ClawHub
Back to skill
v1.0.2

Gate Flash Swap Skill

ReviewClawScan verdict for this skill. Analyzed May 1, 2026, 7:09 AM.

Analysis

This is a coherent Gate crypto swap skill, but it can execute financial conversions and relies on external authoritative runtime instructions, so it should be reviewed carefully before enabling.

GuidanceBefore installing, verify the publisher and Gate MCP setup, review the external runtime rules, and be cautious with one-click swap requests. Prefer a tightly scoped API key and require explicit confirmation before any cryptocurrency conversion.

Findings (3)

Artifact-based informational review of SKILL.md, metadata, install specs, static scan signals, and capability signals.
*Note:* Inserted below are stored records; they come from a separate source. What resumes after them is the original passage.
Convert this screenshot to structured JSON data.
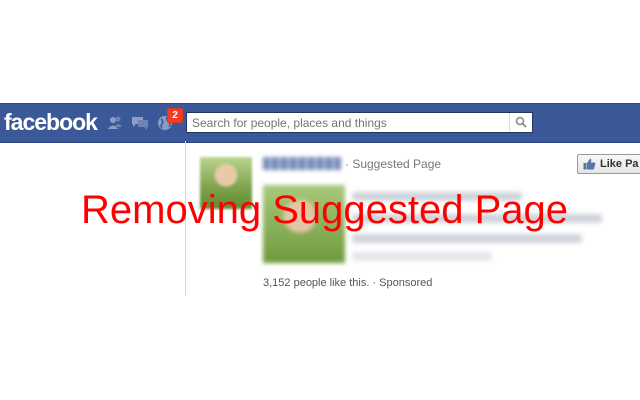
{
  "header": {
    "logo_text": "facebook",
    "notification_count": "2",
    "icons": [
      "friend-requests-icon",
      "messages-icon",
      "notifications-globe-icon"
    ],
    "brand_color": "#3b5998"
  },
  "search": {
    "placeholder": "Search for people, places and things",
    "icon": "search-icon"
  },
  "ad": {
    "type_label": "· Suggested Page",
    "like_label": "Like Pa",
    "footer": "3,152 people like this. · Sponsored"
  },
  "overlay": {
    "title": "Removing Suggested Page",
    "color": "#ff0000"
  }
}
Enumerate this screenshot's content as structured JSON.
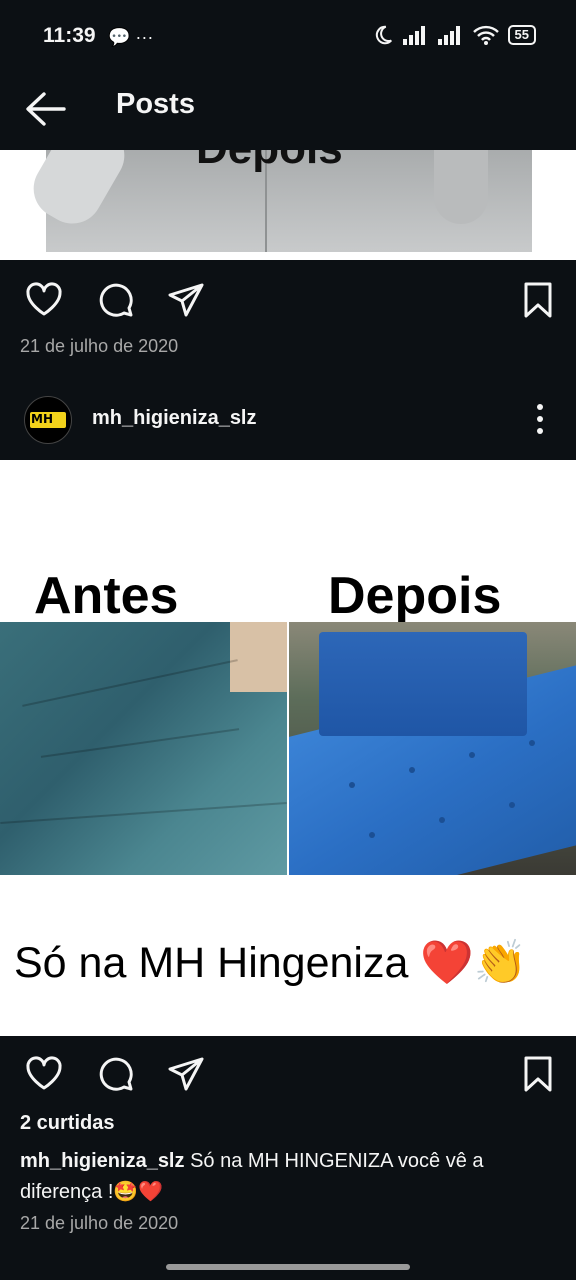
{
  "status_bar": {
    "time": "11:39",
    "left_icons": "💬 ···",
    "battery": "55"
  },
  "header": {
    "title": "Posts"
  },
  "prev_post": {
    "image_text": "Depois",
    "date": "21 de julho de 2020"
  },
  "post": {
    "username": "mh_higieniza_slz",
    "avatar_text": "MH",
    "image": {
      "label_before": "Antes",
      "label_after": "Depois",
      "caption_text": "Só na MH Hingeniza",
      "caption_emoji": "❤️👏"
    },
    "likes": "2 curtidas",
    "caption_user": "mh_higieniza_slz",
    "caption_text": "Só na MH HINGENIZA você vê a diferença !🤩❤️",
    "date": "21 de julho de 2020"
  },
  "icons": [
    "back-arrow-icon",
    "heart-icon",
    "comment-icon",
    "share-icon",
    "bookmark-icon",
    "more-vertical-icon"
  ]
}
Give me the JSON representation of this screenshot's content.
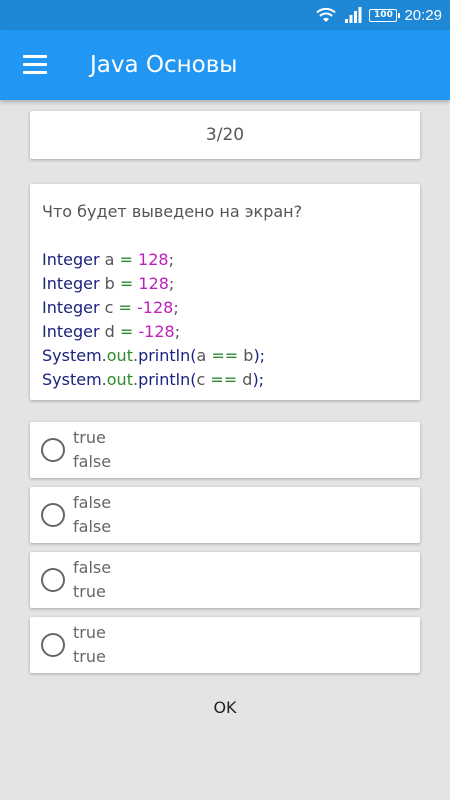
{
  "status_bar": {
    "time": "20:29",
    "battery": "100"
  },
  "app_bar": {
    "title": "Java Основы"
  },
  "progress": {
    "text": "3/20"
  },
  "question": {
    "prompt": "Что будет выведено на экран?",
    "code": {
      "line1": {
        "type": "Integer",
        "name": " a ",
        "op": "=",
        "value": " 128",
        "end": ";"
      },
      "line2": {
        "type": "Integer",
        "name": " b ",
        "op": "=",
        "value": " 128",
        "end": ";"
      },
      "line3": {
        "type": "Integer",
        "name": " c ",
        "op": "=",
        "value": " -128",
        "end": ";"
      },
      "line4": {
        "type": "Integer",
        "name": " d ",
        "op": "=",
        "value": " -128",
        "end": ";"
      },
      "line5": {
        "obj": "System",
        "dot1": ".",
        "field": "out",
        "dot2": ".",
        "method": "println(",
        "left": "a ",
        "op": "==",
        "right": " b",
        "close": ");"
      },
      "line6": {
        "obj": "System",
        "dot1": ".",
        "field": "out",
        "dot2": ".",
        "method": "println(",
        "left": "c ",
        "op": "==",
        "right": " d",
        "close": ");"
      }
    }
  },
  "options": [
    {
      "line1": "true",
      "line2": "false"
    },
    {
      "line1": "false",
      "line2": "false"
    },
    {
      "line1": "false",
      "line2": "true"
    },
    {
      "line1": "true",
      "line2": "true"
    }
  ],
  "ok_button": {
    "label": "OK"
  },
  "colors": {
    "status_bar": "#1e88d6",
    "app_bar": "#2196f3",
    "background": "#e4e4e4",
    "keyword": "#1a237e",
    "number": "#c01fc0",
    "operator": "#2e8b2e"
  }
}
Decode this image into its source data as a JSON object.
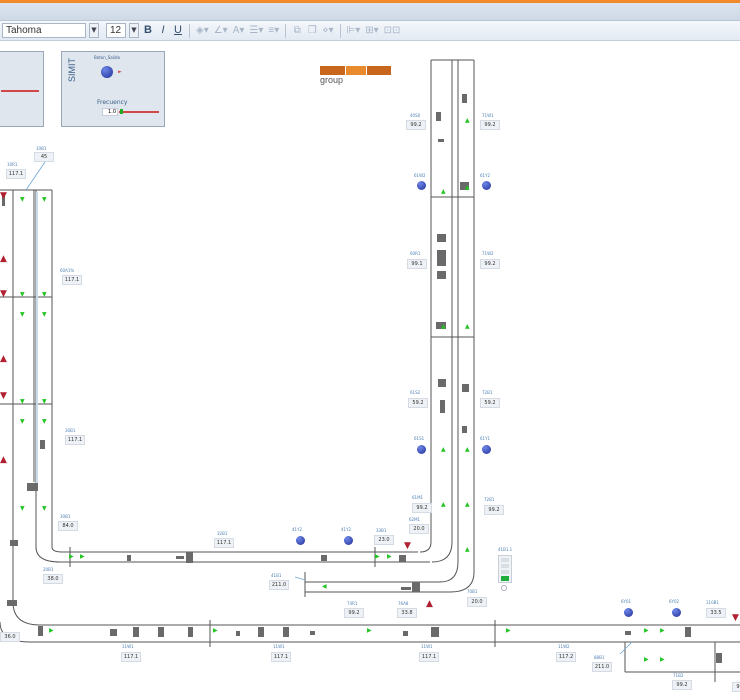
{
  "toolbar": {
    "font_name": "Tahoma",
    "font_size": "12",
    "bold_label": "B",
    "italic_label": "I",
    "underline_label": "U",
    "icons": [
      "fill-color-icon",
      "line-color-icon",
      "font-color-icon",
      "align-icon",
      "line-style-icon",
      "group-icon",
      "layer-icon",
      "align-grid-icon",
      "distribute-icon",
      "connect-icon"
    ]
  },
  "panels": {
    "simit_label": "SIMIT",
    "ball_caption": "Boton_Salida",
    "frequency_label": "Frecuency",
    "frequency_value": "1.0"
  },
  "logo": {
    "text": "group"
  },
  "indicator_label": "41B1.1",
  "colors": {
    "accent": "#f08a2a",
    "conveyor": "#555555",
    "ball": "#2a3fb5",
    "arrow": "#22c422",
    "warning": "#b02030"
  },
  "tags": [
    {
      "label": "10R1",
      "value": "117.1"
    },
    {
      "label": "10B1",
      "value": "45"
    },
    {
      "label": "60A1%",
      "value": "117.1"
    },
    {
      "label": "30B1",
      "value": "117.1"
    },
    {
      "label": "30B1",
      "value": "84.0"
    },
    {
      "label": "20B1",
      "value": "38.0"
    },
    {
      "label": "32B1",
      "value": "117.1"
    },
    {
      "label": "41B1",
      "value": "211.0"
    },
    {
      "label": "40S0",
      "value": "99.2"
    },
    {
      "label": "71W1",
      "value": "99.2"
    },
    {
      "label": "60R1",
      "value": "99.1"
    },
    {
      "label": "71W2",
      "value": "99.2"
    },
    {
      "label": "61S2",
      "value": "59.2"
    },
    {
      "label": "72B1",
      "value": "59.2"
    },
    {
      "label": "61M1",
      "value": "99.2"
    },
    {
      "label": "72B1",
      "value": "99.2"
    },
    {
      "label": "62M1",
      "value": "20.0"
    },
    {
      "label": "33B1",
      "value": "23.0"
    },
    {
      "label": "74R1",
      "value": "99.2"
    },
    {
      "label": "76A8",
      "value": "33.8"
    },
    {
      "label": "70B1",
      "value": "20.0"
    },
    {
      "label": "110B1",
      "value": "33.5"
    },
    {
      "label": "71B2",
      "value": "99.2"
    },
    {
      "label": "88B1",
      "value": "211.0"
    },
    {
      "label": "11W1",
      "value": "117.1"
    },
    {
      "label": "11W1",
      "value": "117.1"
    },
    {
      "label": "11W1",
      "value": "117.1"
    },
    {
      "label": "11W2",
      "value": "117.2"
    },
    {
      "label": "",
      "value": "36.0"
    },
    {
      "label": "",
      "value": "99.2"
    }
  ],
  "balls": [
    {
      "label": "61W2"
    },
    {
      "label": "61Y2"
    },
    {
      "label": "61S1"
    },
    {
      "label": "61Y1"
    },
    {
      "label": "41Y2"
    },
    {
      "label": "41Y2"
    },
    {
      "label": "6Y01"
    },
    {
      "label": "6Y02"
    }
  ]
}
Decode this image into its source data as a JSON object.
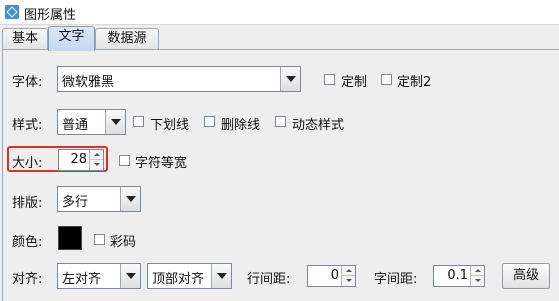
{
  "window": {
    "title": "图形属性"
  },
  "tabs": [
    {
      "label": "基本"
    },
    {
      "label": "文字"
    },
    {
      "label": "数据源"
    }
  ],
  "font": {
    "label": "字体:",
    "value": "微软雅黑",
    "custom_label": "定制",
    "custom2_label": "定制2"
  },
  "style": {
    "label": "样式:",
    "value": "普通",
    "underline_label": "下划线",
    "strikethrough_label": "删除线",
    "dynamic_label": "动态样式"
  },
  "size": {
    "label": "大小:",
    "value": "28",
    "monospace_label": "字符等宽"
  },
  "layout": {
    "label": "排版:",
    "value": "多行"
  },
  "color": {
    "label": "颜色:",
    "value": "#000000",
    "rainbow_label": "彩码"
  },
  "align": {
    "label": "对齐:",
    "horizontal_value": "左对齐",
    "vertical_value": "顶部对齐",
    "line_spacing_label": "行间距:",
    "line_spacing_value": "0",
    "char_spacing_label": "字间距:",
    "char_spacing_value": "0.1",
    "advanced_label": "高级"
  },
  "colors": {
    "highlight": "#e0302a",
    "active_tab": "#c5d9ef"
  }
}
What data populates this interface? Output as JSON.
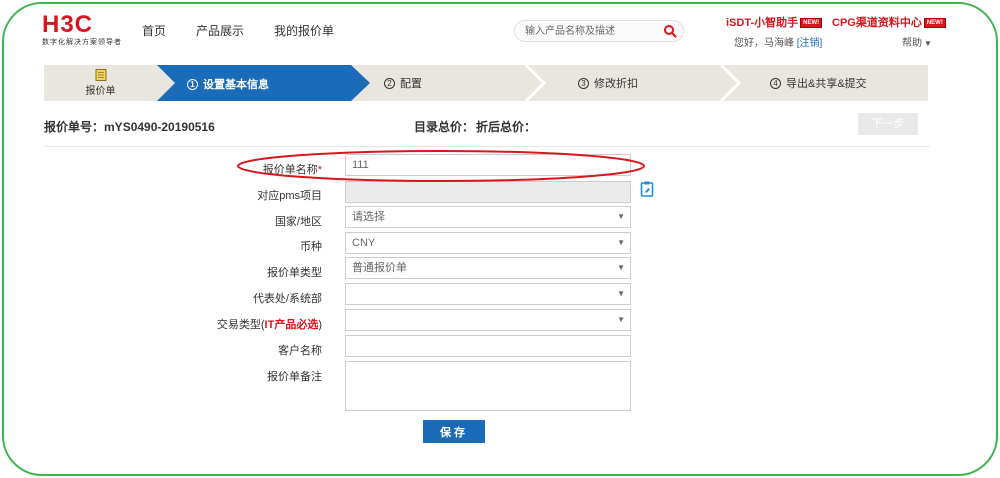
{
  "header": {
    "logo_text": "H3C",
    "logo_subtitle": "数字化解决方案领导者",
    "nav": [
      "首页",
      "产品展示",
      "我的报价单"
    ],
    "search_placeholder": "输入产品名称及描述",
    "promo1": "iSDT-小智助手",
    "promo2": "CPG渠道资料中心",
    "new_badge": "NEW!",
    "greeting": "您好，马海峰",
    "logout": "[注销]",
    "help": "帮助"
  },
  "wizard": {
    "home_label": "报价单",
    "steps": [
      {
        "num": "1",
        "label": "设置基本信息"
      },
      {
        "num": "2",
        "label": "配置"
      },
      {
        "num": "3",
        "label": "修改折扣"
      },
      {
        "num": "4",
        "label": "导出&共享&提交"
      }
    ]
  },
  "summary": {
    "quote_no_label": "报价单号：",
    "quote_no": "mYS0490-20190516",
    "catalog_total_label": "目录总价：",
    "discount_total_label": "折后总价：",
    "next_label": "下一步"
  },
  "form": {
    "name_label": "报价单名称",
    "name_required": "*",
    "name_value": "111",
    "pms_label": "对应pms项目",
    "country_label": "国家/地区",
    "country_value": "请选择",
    "currency_label": "币种",
    "currency_value": "CNY",
    "type_label": "报价单类型",
    "type_value": "普通报价单",
    "office_label": "代表处/系统部",
    "deal_label_prefix": "交易类型(",
    "deal_label_red": "IT产品必选",
    "deal_label_suffix": ")",
    "customer_label": "客户名称",
    "remark_label": "报价单备注",
    "save_label": "保存"
  },
  "colors": {
    "brand_red": "#d7161e",
    "active_step": "#1a6bb8",
    "frame_green": "#39b54a"
  }
}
ClawScan does not execute the skill or run runtime probes.

Abnormal behavior control

Checks for instructions or behavior that redirect the agent, misuse tools, execute unexpected code, cascade across systems, exploit user trust, or continue outside the intended task.

Agent Goal Hijack
SeverityMediumConfidenceHighStatusConcern
SKILL.md
STOP — You MUST read and strictly follow the shared runtime rules ... These rules have the highest priority. → Read [gate-runtime-rules.md](https://github.com/gate/gate-skills/blob/master/skills/gate-runtime-rules.md)

The skill makes an external, unpinned document authoritative before tool use, even though that document is not included in the reviewed artifacts.

User impactThe agent could obey runtime instructions outside the reviewed package while handling financial transactions.
RecommendationOnly install if you trust and have reviewed the referenced Gate runtime rules; the publisher should bundle or pin the exact rules version instead of relying on a mutable external document.
Tool Misuse and Exploitation
SeverityHighConfidenceHighStatusConcern
references/scenarios.md
Immediately call `cex_fc_create_fc_order_v1` with the returned quote_id and amounts — no separate confirmation

The documented one-click workflow allows the agent to create a crypto swap after preview when it interprets the request as direct or one-click, without a second confirmation step.

User impactA misunderstood or overly broad one-click request could result in an unwanted cryptocurrency conversion.
RecommendationUse explicit confirmation for all create endpoints, or restrict one-click mode to exact confirmation phrases with clear amount limits and quote details shown first.
Permission boundary

Checks whether tool use, credentials, dependencies, identity, account access, or inter-agent boundaries are broader than the stated purpose.

Identity and Privilege Abuse
SeverityMediumConfidenceHighStatusNote
SKILL.md
- API Key Required: Yes (see skill doc/runtime MCP deployment)
- Permissions: Fc:Write

The skill requires a Gate API key with flash-swap write permission, which is expected for the purpose but grants delegated authority over account funds.

User impactIf enabled with a Gate API key, the agent can use that delegated permission to place flash swap orders through the MCP server.
RecommendationUse the least-privileged Gate API key possible, review the MCP server setup, monitor order history, and revoke the key if the skill is no longer needed.